We disagree that church matters can be so cleanly and completely severed. Instead, the substance and nature of Craver’s fraudulent inducement and breach of contract claims are “inextricably intertwined” with matters of Faith Lutheran’s church governance.... [B]oth claims rely on circumstances surrounding contract formation and it is those circumstances which implicate the ecclesiastical abstention doctrine...

[W]e cannot untwine recommendations Church executives made in the course of church governance from the allegedly fraudulent representations that form the basis of Craver’s lawsuit.

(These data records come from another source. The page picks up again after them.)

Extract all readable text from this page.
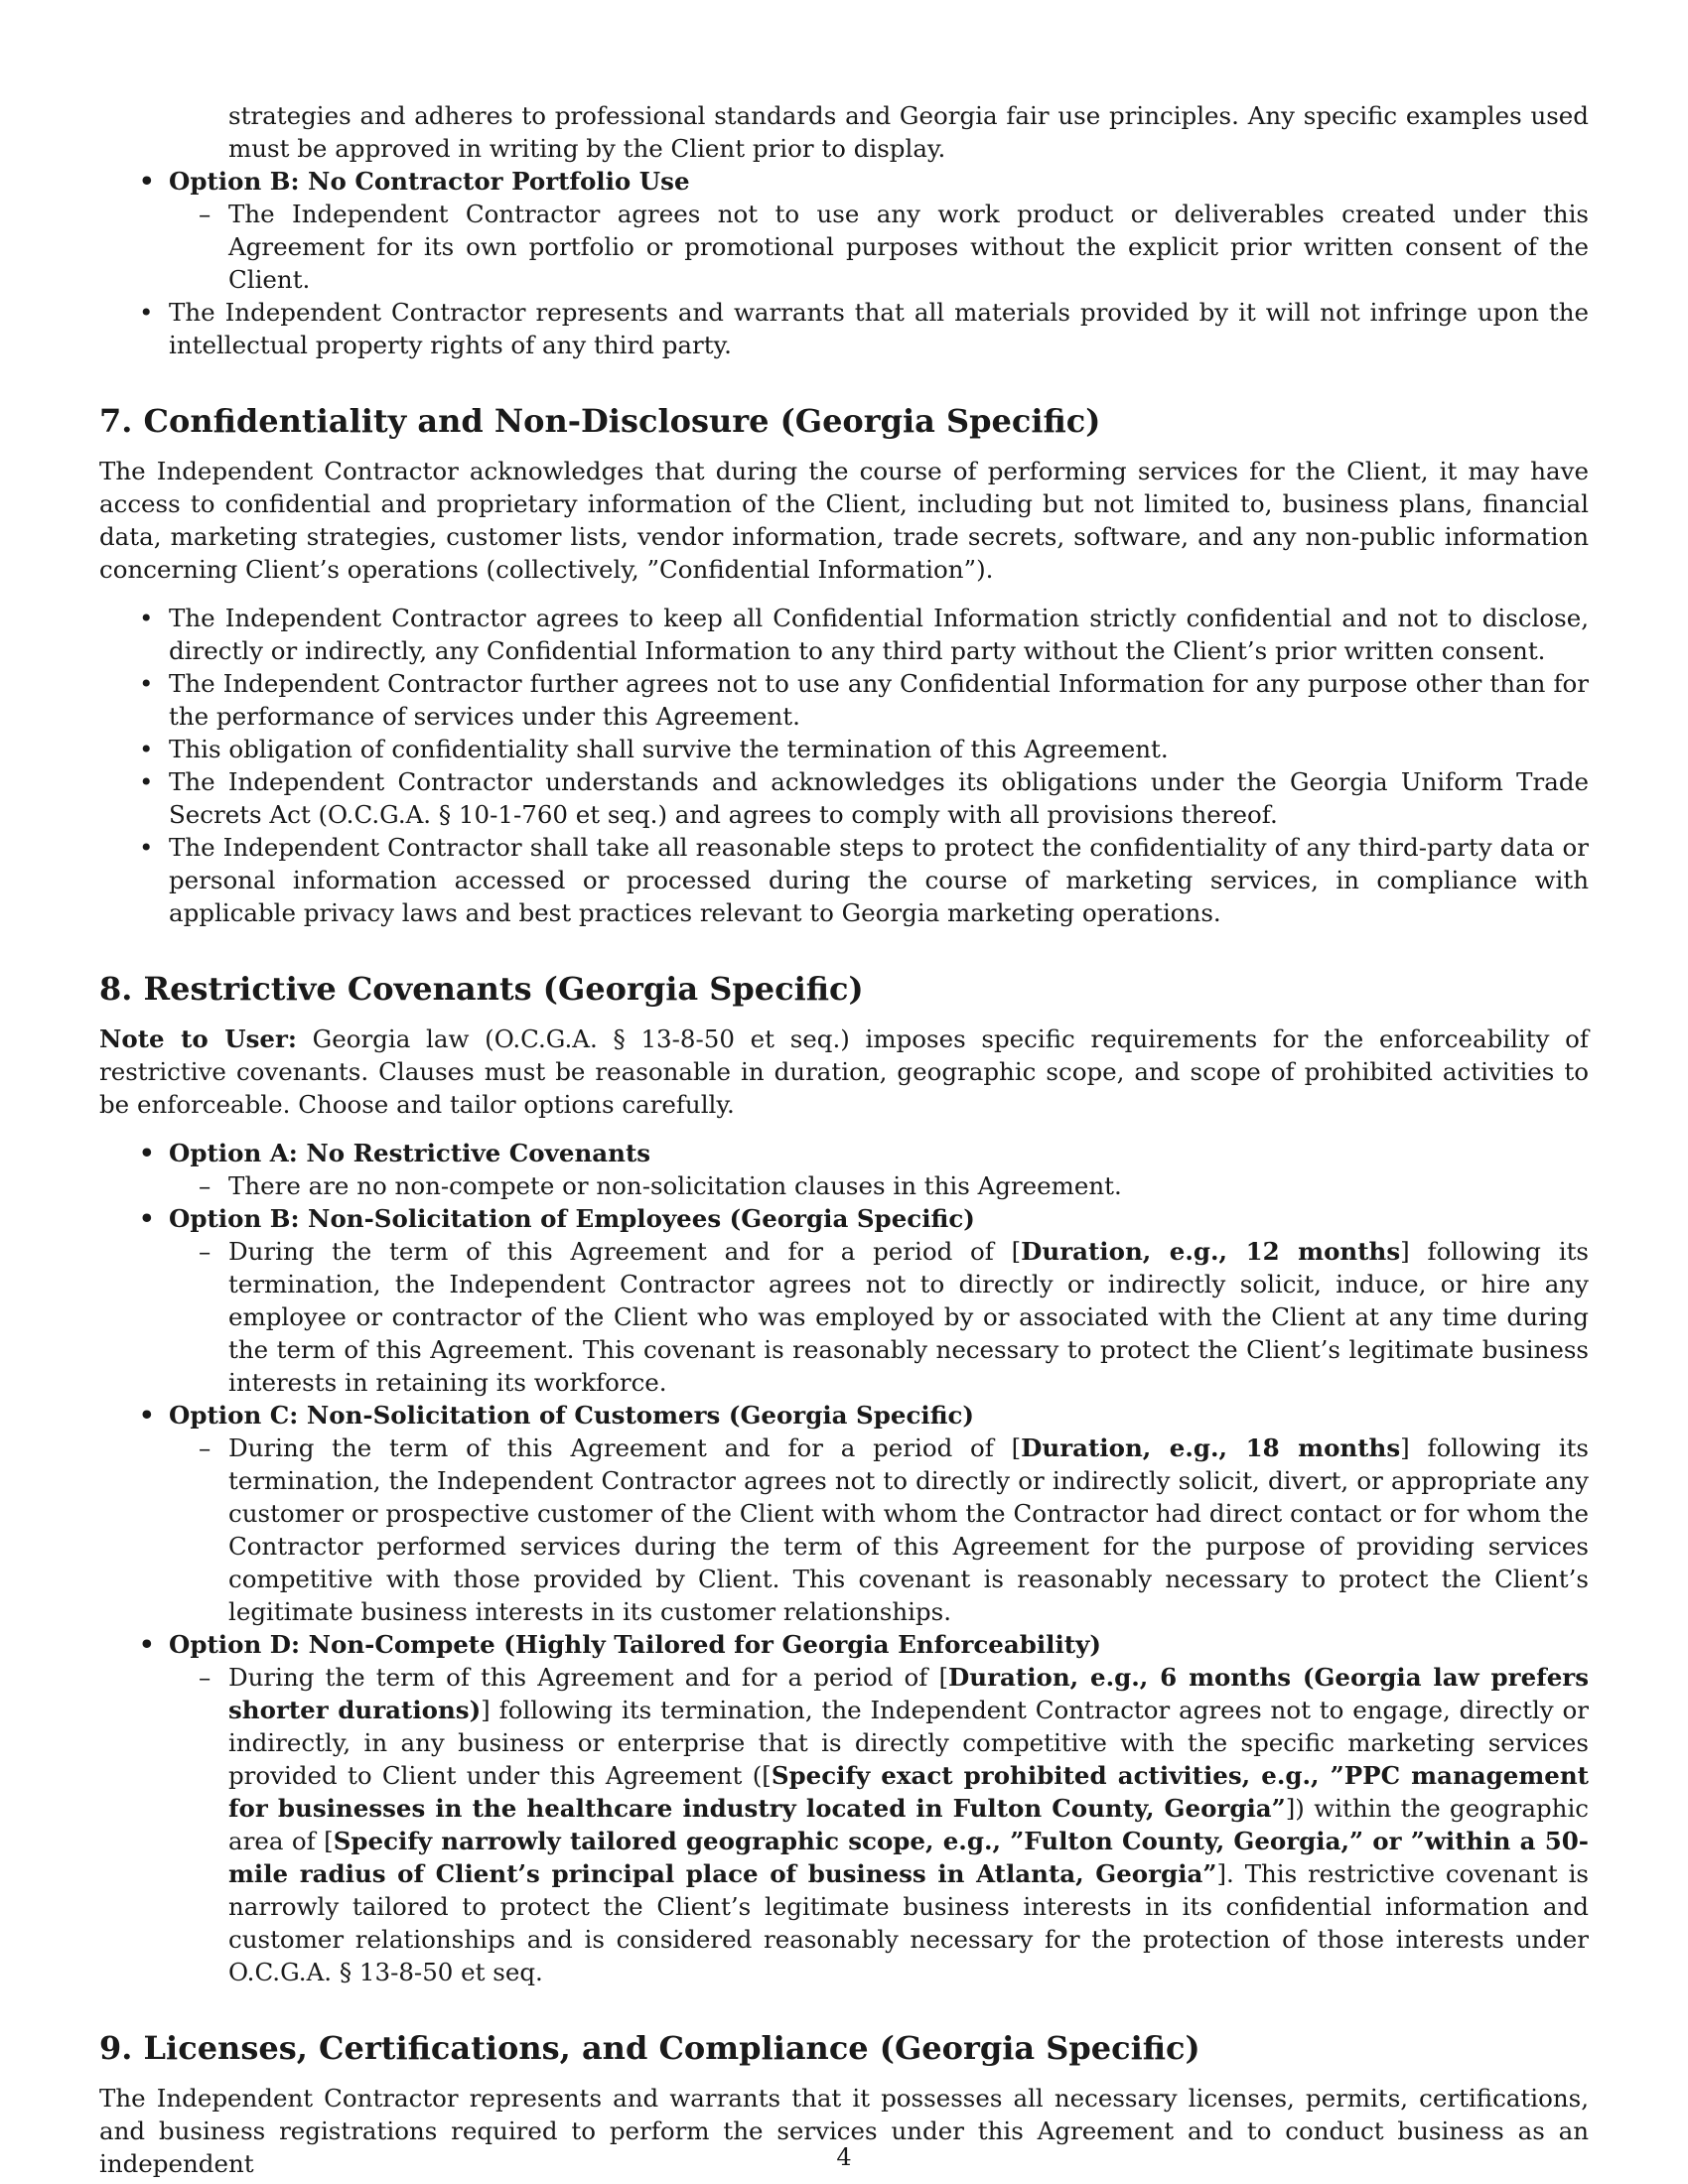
strategies and adheres to professional standards and Georgia fair use principles. Any specific examples used must be approved in writing by the Client prior to display.

• Option B: No Contractor Portfolio Use
– The Independent Contractor agrees not to use any work product or deliverables created under this Agreement for its own portfolio or promotional purposes without the explicit prior written consent of the Client.
• The Independent Contractor represents and warrants that all materials provided by it will not infringe upon the intellectual property rights of any third party.
7. Confidentiality and Non-Disclosure (Georgia Specific)

The Independent Contractor acknowledges that during the course of performing services for the Client, it may have access to confidential and proprietary information of the Client, including but not limited to, business plans, financial data, marketing strategies, customer lists, vendor information, trade secrets, software, and any non-public information concerning Client’s operations (collectively, ”Confidential Information”).

• The Independent Contractor agrees to keep all Confidential Information strictly confidential and not to disclose, directly or indirectly, any Confidential Information to any third party without the Client’s prior written consent.
• The Independent Contractor further agrees not to use any Confidential Information for any purpose other than for the performance of services under this Agreement.
• This obligation of confidentiality shall survive the termination of this Agreement.
• The Independent Contractor understands and acknowledges its obligations under the Georgia Uniform Trade Secrets Act (O.C.G.A. § 10-1-760 et seq.) and agrees to comply with all provisions thereof.
• The Independent Contractor shall take all reasonable steps to protect the confidentiality of any third-party data or personal information accessed or processed during the course of marketing services, in compliance with applicable privacy laws and best practices relevant to Georgia marketing operations.
8. Restrictive Covenants (Georgia Specific)

Note to User: Georgia law (O.C.G.A. § 13-8-50 et seq.) imposes specific requirements for the enforceability of restrictive covenants. Clauses must be reasonable in duration, geographic scope, and scope of prohibited activities to be enforceable. Choose and tailor options carefully.

• Option A: No Restrictive Covenants
– There are no non-compete or non-solicitation clauses in this Agreement.
• Option B: Non-Solicitation of Employees (Georgia Specific)
– During the term of this Agreement and for a period of [Duration, e.g., 12 months] following its termination, the Independent Contractor agrees not to directly or indirectly solicit, induce, or hire any employee or contractor of the Client who was employed by or associated with the Client at any time during the term of this Agreement. This covenant is reasonably necessary to protect the Client’s legitimate business interests in retaining its workforce.
• Option C: Non-Solicitation of Customers (Georgia Specific)
– During the term of this Agreement and for a period of [Duration, e.g., 18 months] following its termination, the Independent Contractor agrees not to directly or indirectly solicit, divert, or appropriate any customer or prospective customer of the Client with whom the Contractor had direct contact or for whom the Contractor performed services during the term of this Agreement for the purpose of providing services competitive with those provided by Client. This covenant is reasonably necessary to protect the Client’s legitimate business interests in its customer relationships.
• Option D: Non-Compete (Highly Tailored for Georgia Enforceability)
– During the term of this Agreement and for a period of [Duration, e.g., 6 months (Georgia law prefers shorter durations)] following its termination, the Independent Contractor agrees not to engage, directly or indirectly, in any business or enterprise that is directly competitive with the specific marketing services provided to Client under this Agreement ([Specify exact prohibited activities, e.g., ”PPC management for businesses in the healthcare industry located in Fulton County, Georgia”]) within the geographic area of [Specify narrowly tailored geographic scope, e.g., ”Fulton County, Georgia,” or ”within a 50-mile radius of Client’s principal place of business in Atlanta, Georgia”]. This restrictive covenant is narrowly tailored to protect the Client’s legitimate business interests in its confidential information and customer relationships and is considered reasonably necessary for the protection of those interests under O.C.G.A. § 13-8-50 et seq.
9. Licenses, Certifications, and Compliance (Georgia Specific)

The Independent Contractor represents and warrants that it possesses all necessary licenses, permits, certifications, and business registrations required to perform the services under this Agreement and to conduct business as an independent	4
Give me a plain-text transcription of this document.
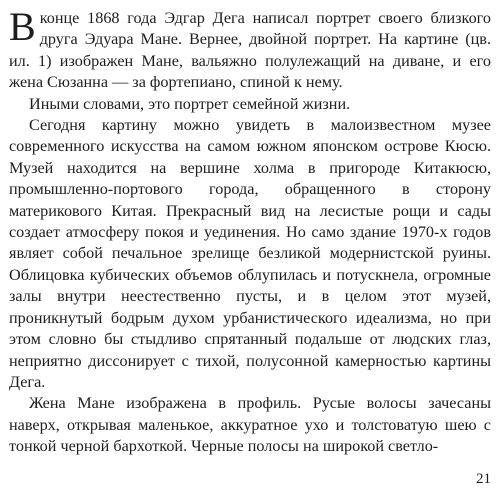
В конце 1868 года Эдгар Дега написал портрет своего близкого друга Эдуара Мане. Вернее, двойной портрет. На картине (цв. ил. 1) изображен Мане, вальяжно полулежащий на диване, и его жена Сюзанна — за фортепиано, спиной к нему.

Иными словами, это портрет семейной жизни.

Сегодня картину можно увидеть в малоизвестном музее современного искусства на самом южном японском острове Кюсю. Музей находится на вершине холма в пригороде Китакюсю, промышленно-портового города, обращенного в сторону материкового Китая. Прекрасный вид на лесистые рощи и сады создает атмосферу покоя и уединения. Но само здание 1970-х годов являет собой печальное зрелище безликой модернистской руины. Облицовка кубических объемов облупилась и потускнела, огромные залы внутри неестественно пусты, и в целом этот музей, проникнутый бодрым духом урбанистического идеализма, но при этом словно бы стыдливо спрятанный подальше от людских глаз, неприятно диссонирует с тихой, полусонной камерностью картины Дега.

Жена Мане изображена в профиль. Русые волосы зачесаны наверх, открывая маленькое, аккуратное ухо и толстоватую шею с тонкой черной бархоткой. Черные полосы на широкой светло-

21
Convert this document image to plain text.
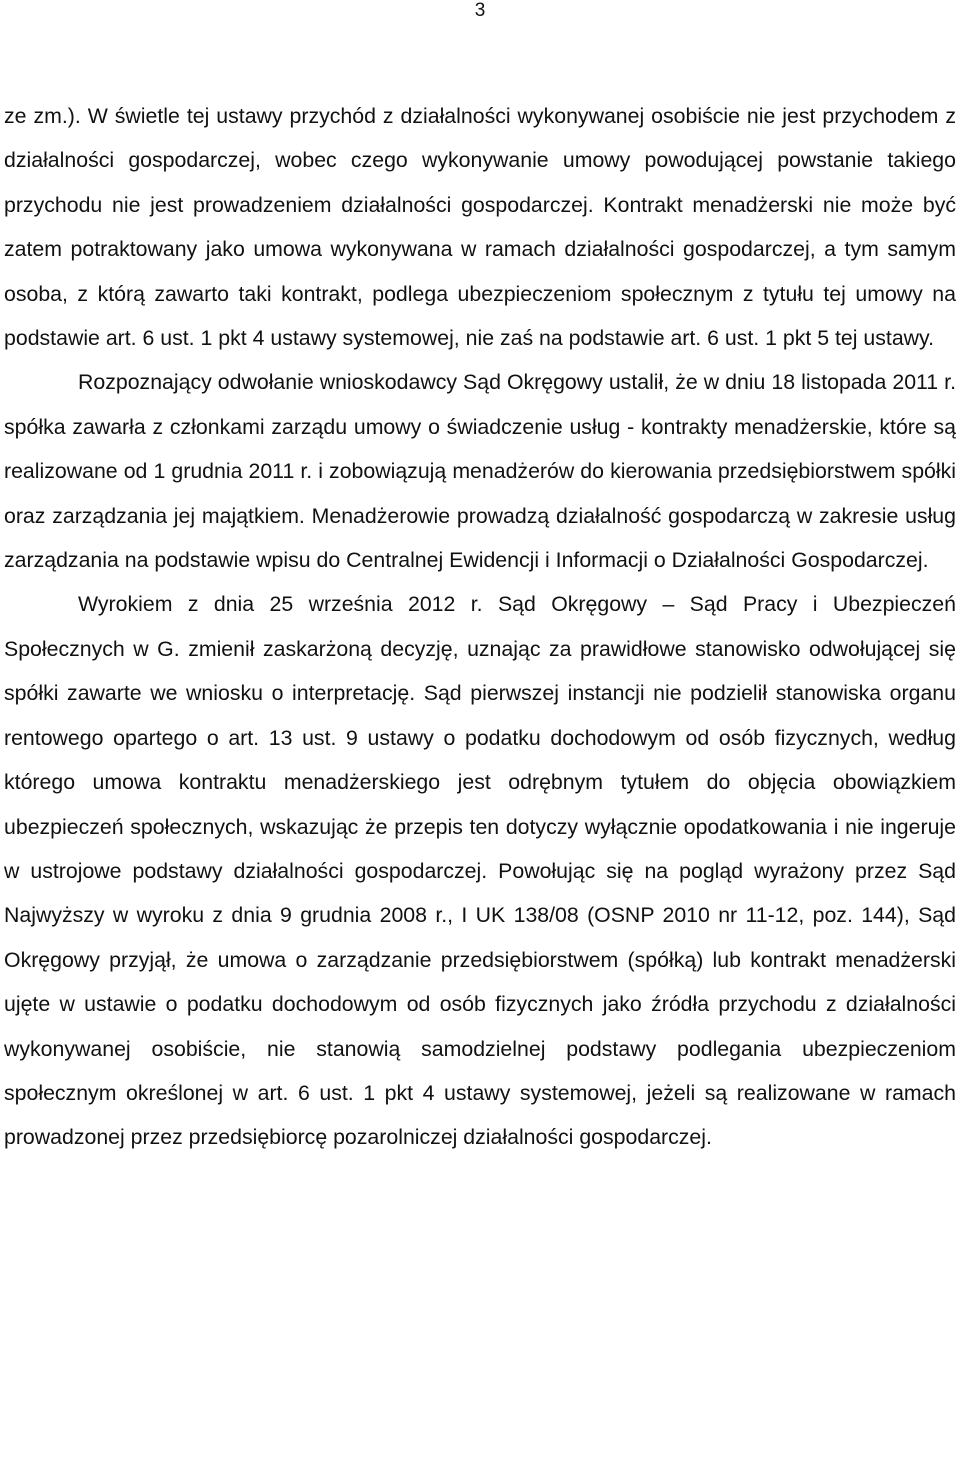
3

ze zm.). W świetle tej ustawy przychód z działalności wykonywanej osobiście nie jest przychodem z działalności gospodarczej, wobec czego wykonywanie umowy powodującej powstanie takiego przychodu nie jest prowadzeniem działalności gospodarczej. Kontrakt menadżerski nie może być zatem potraktowany jako umowa wykonywana w ramach działalności gospodarczej, a tym samym osoba, z którą zawarto taki kontrakt, podlega ubezpieczeniom społecznym z tytułu tej umowy na podstawie art. 6 ust. 1 pkt 4 ustawy systemowej, nie zaś na podstawie art. 6 ust. 1 pkt 5 tej ustawy.

Rozpoznający odwołanie wnioskodawcy Sąd Okręgowy ustalił, że w dniu 18 listopada 2011 r. spółka zawarła z członkami zarządu umowy o świadczenie usług - kontrakty menadżerskie, które są realizowane od 1 grudnia 2011 r. i zobowiązują menadżerów do kierowania przedsiębiorstwem spółki oraz zarządzania jej majątkiem. Menadżerowie prowadzą działalność gospodarczą w zakresie usług zarządzania na podstawie wpisu do Centralnej Ewidencji i Informacji o Działalności Gospodarczej.

Wyrokiem z dnia 25 września 2012 r. Sąd Okręgowy – Sąd Pracy i Ubezpieczeń Społecznych w G. zmienił zaskarżoną decyzję, uznając za prawidłowe stanowisko odwołującej się spółki zawarte we wniosku o interpretację. Sąd pierwszej instancji nie podzielił stanowiska organu rentowego opartego o art. 13 ust. 9 ustawy o podatku dochodowym od osób fizycznych, według którego umowa kontraktu menadżerskiego jest odrębnym tytułem do objęcia obowiązkiem ubezpieczeń społecznych, wskazując że przepis ten dotyczy wyłącznie opodatkowania i nie ingeruje w ustrojowe podstawy działalności gospodarczej. Powołując się na pogląd wyrażony przez Sąd Najwyższy w wyroku z dnia 9 grudnia 2008 r., I UK 138/08 (OSNP 2010 nr 11-12, poz. 144), Sąd Okręgowy przyjął, że umowa o zarządzanie przedsiębiorstwem (spółką) lub kontrakt menadżerski ujęte w ustawie o podatku dochodowym od osób fizycznych jako źródła przychodu z działalności wykonywanej osobiście, nie stanowią samodzielnej podstawy podlegania ubezpieczeniom społecznym określonej w art. 6 ust. 1 pkt 4 ustawy systemowej, jeżeli są realizowane w ramach prowadzonej przez przedsiębiorcę pozarolniczej działalności gospodarczej.
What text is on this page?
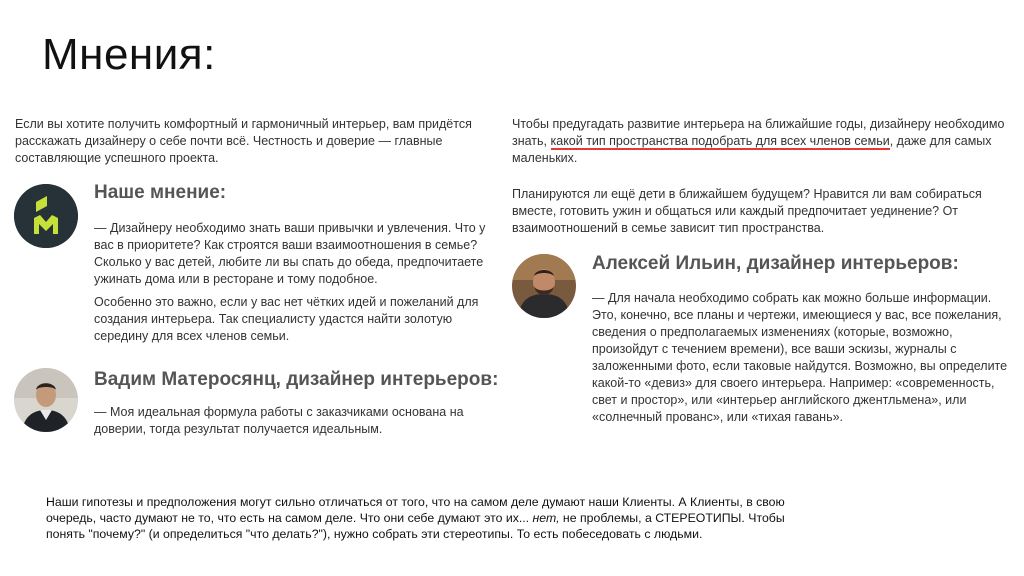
Мнения:
Если вы хотите получить комфортный и гармоничный интерьер, вам придётся расскажать дизайнеру о себе почти всё. Честность и доверие — главные составляющие успешного проекта.
Наше мнение:
— Дизайнеру необходимо знать ваши привычки и увлечения. Что у вас в приоритете? Как строятся ваши взаимоотношения в семье? Сколько у вас детей, любите ли вы спать до обеда, предпочитаете ужинать дома или в ресторане и тому подобное.
Особенно это важно, если у вас нет чётких идей и пожеланий для создания интерьера. Так специалисту удастся найти золотую середину для всех членов семьи.
Вадим Матеросянц, дизайнер интерьеров:
— Моя идеальная формула работы с заказчиками основана на доверии, тогда результат получается идеальным.
Чтобы предугадать развитие интерьера на ближайшие годы, дизайнеру необходимо знать, какой тип пространства подобрать для всех членов семьи, даже для самых маленьких.
Планируются ли ещё дети в ближайшем будущем? Нравится ли вам собираться вместе, готовить ужин и общаться или каждый предпочитает уединение? От взаимоотношений в семье зависит тип пространства.
Алексей Ильин, дизайнер интерьеров:
— Для начала необходимо собрать как можно больше информации. Это, конечно, все планы и чертежи, имеющиеся у вас, все пожелания, сведения о предполагаемых изменениях (которые, возможно, произойдут с течением времени), все ваши эскизы, журналы с заложенными фото, если таковые найдутся. Возможно, вы определите какой-то «девиз» для своего интерьера. Например: «современность, свет и простор», или «интерьер английского джентльмена», или «солнечный прованс», или «тихая гавань».
Наши гипотезы и предположения могут сильно отличаться от того, что на самом деле думают наши Клиенты. А Клиенты, в свою очередь, часто думают не то, что есть на самом деле. Что они себе думают это их... нет, не проблемы, а СТЕРЕОТИПЫ. Чтобы понять "почему?" (и определиться "что делать?"), нужно собрать эти стереотипы. То есть побеседовать с людьми.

Thursday, October 26, 2023

Texas Supreme Court Hears Oral Arguments from JP Sanctioned for Refusing to Perform Same-Sex Weddings

The Texas Supreme Court yesterday heard oral arguments (video of full oral arguments) in Hensley v. State Commission on Judicial Conduct, (TX Sup. Ct., Oct. 25, 2023). (Briefs filed in the case.) In the case, the state Court of Appeals affirmed the dismissal of a suit challenging a public warning issued by the Commission on Judicial Conduct that concluded plaintiff, a justice of the peace, had cast doubt on her ability to act impartially toward LGBTQ litigants. Plaintiff refused to perform same-sex weddings, while continuing to perform weddings for heterosexual couples. She contended that the Commission on Judicial Conduct violated her rights under the Texas Religious Freedom Act. (See prior posting.)  The appeals court held that the suit was an impermissible collateral attack on the Commission's order. Texas Tribune reports on the oral arguments.